Penn Med and SEAS professors awarded $1.5M to fund 'unconventional' research approaches

With $1.5-million grants sponsored by the National Institutes of Health, two Penn professors will make their research interests — ranging from obesity to nanowire technology — into realities.

School of Medicine professor Patrick Seale and School of Engineering and Applied Science professor Ritesh Agarwal each received the New Innovator Award, an annual grant given to researchers from across the country. The award’s mission, according to the NIH, is to stimulate “highly innovative research” and support “promising new investigators” by funding projects over a five-year period.

“[It] allows you to take on higher-risk projects” by funding “unconventional approaches” to research topics, said Seale, one of this year’s 52 recipients.

His “high-risk, high-reward” project targets fat cell development, focusing specifically on brown fat cells, which help counteract obesity. “Rather than storing energy from food, they expend energy,” he explained.

Although the project will address the “basic research” behind these cells, it can provide the foundation for “potential therapeutic strategies” for obesity — potentially including the activation of brown fat tissue, Seale said.

Both Seale and Agarwal drew their project proposals from their postdoctoral research.
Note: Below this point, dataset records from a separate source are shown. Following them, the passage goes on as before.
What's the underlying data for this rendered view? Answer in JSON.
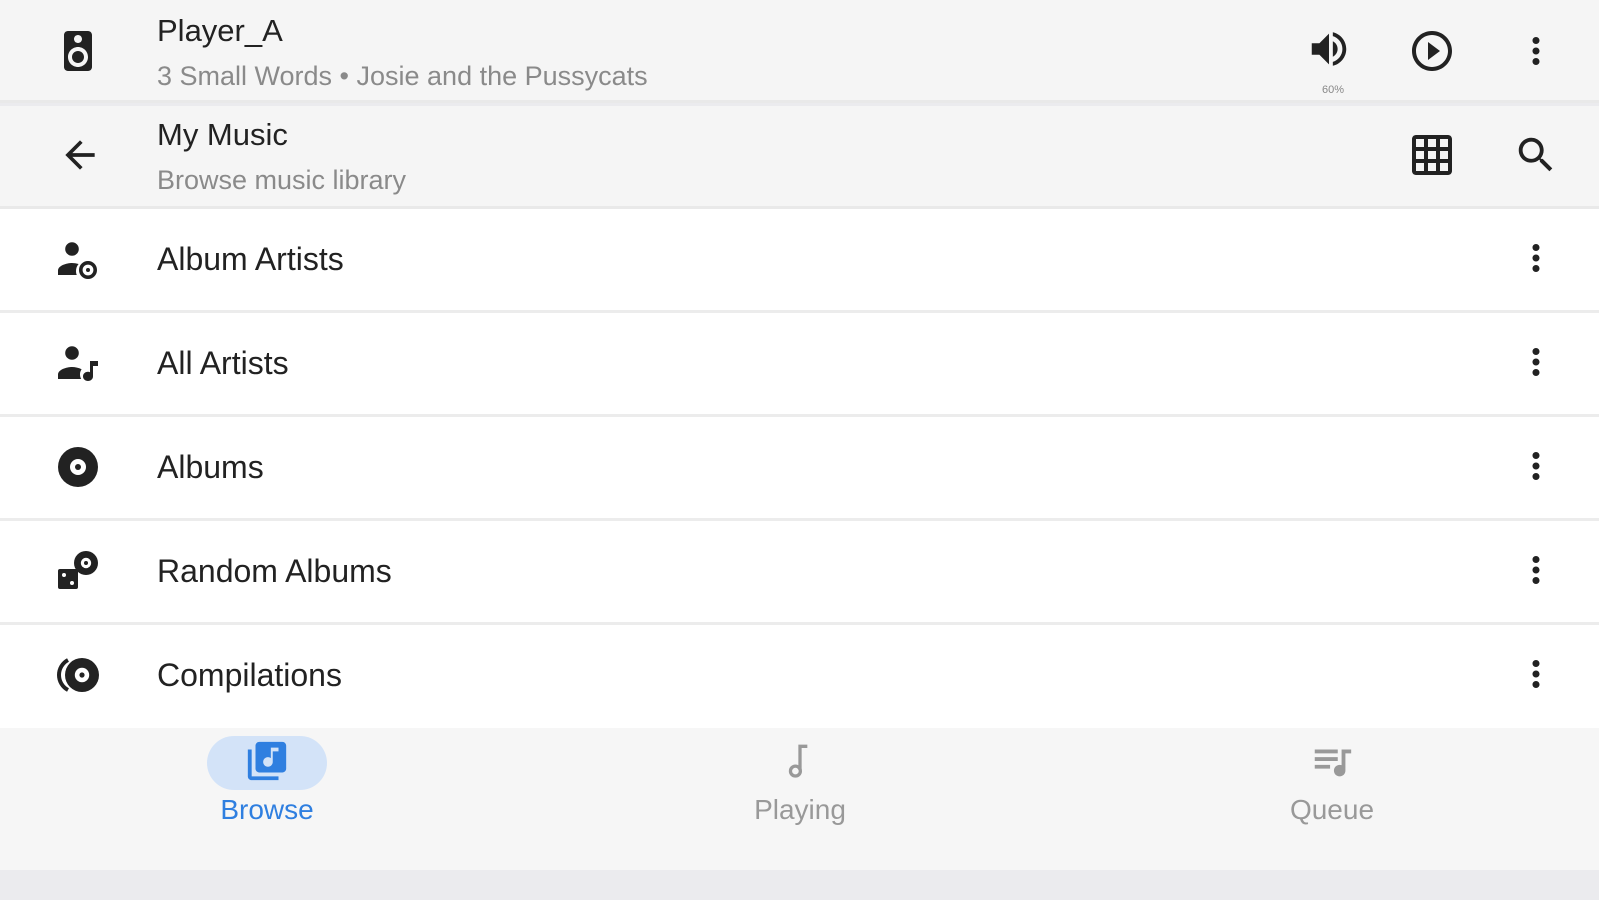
{
  "player": {
    "name": "Player_A",
    "now_playing": "3 Small Words • Josie and the Pussycats",
    "volume_label": "60%",
    "icons": {
      "device": "speaker-icon",
      "volume": "volume-icon",
      "play": "play-circle-icon",
      "menu": "more-vert-icon"
    }
  },
  "header": {
    "title": "My Music",
    "subtitle": "Browse music library",
    "icons": {
      "back": "arrow-back-icon",
      "grid": "grid-view-icon",
      "search": "search-icon"
    }
  },
  "library": {
    "items": [
      {
        "label": "Album Artists",
        "icon": "album-artist-icon"
      },
      {
        "label": "All Artists",
        "icon": "artist-icon"
      },
      {
        "label": "Albums",
        "icon": "album-icon"
      },
      {
        "label": "Random Albums",
        "icon": "random-albums-icon"
      },
      {
        "label": "Compilations",
        "icon": "compilations-icon"
      }
    ]
  },
  "bottom_nav": {
    "tabs": [
      {
        "label": "Browse",
        "icon": "library-music-icon",
        "active": true
      },
      {
        "label": "Playing",
        "icon": "music-note-icon",
        "active": false
      },
      {
        "label": "Queue",
        "icon": "queue-music-icon",
        "active": false
      }
    ]
  },
  "colors": {
    "accent": "#2f7fe0",
    "active_pill": "#d3e3f8",
    "icon": "#222222",
    "inactive": "#999999",
    "bar_bg": "#f5f5f5"
  }
}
Agarwal’s project will use nanowires — wires which are measured in nanometers — to measure cell activity and provide high-resolution cellular imaging, building off of his postdoctoral studies that involved “trying to understand the electrical properties of these wires,” he said.

Nanowires carry electrical signals “between any two places,” Agarwal said — in this case, within live cells.

“Most diseases … originate at the cellular level,” he said. The project’s goal is to offer insight into intracellular processes and ultimately “help us solve, on a broad scale, a lot of health issues.”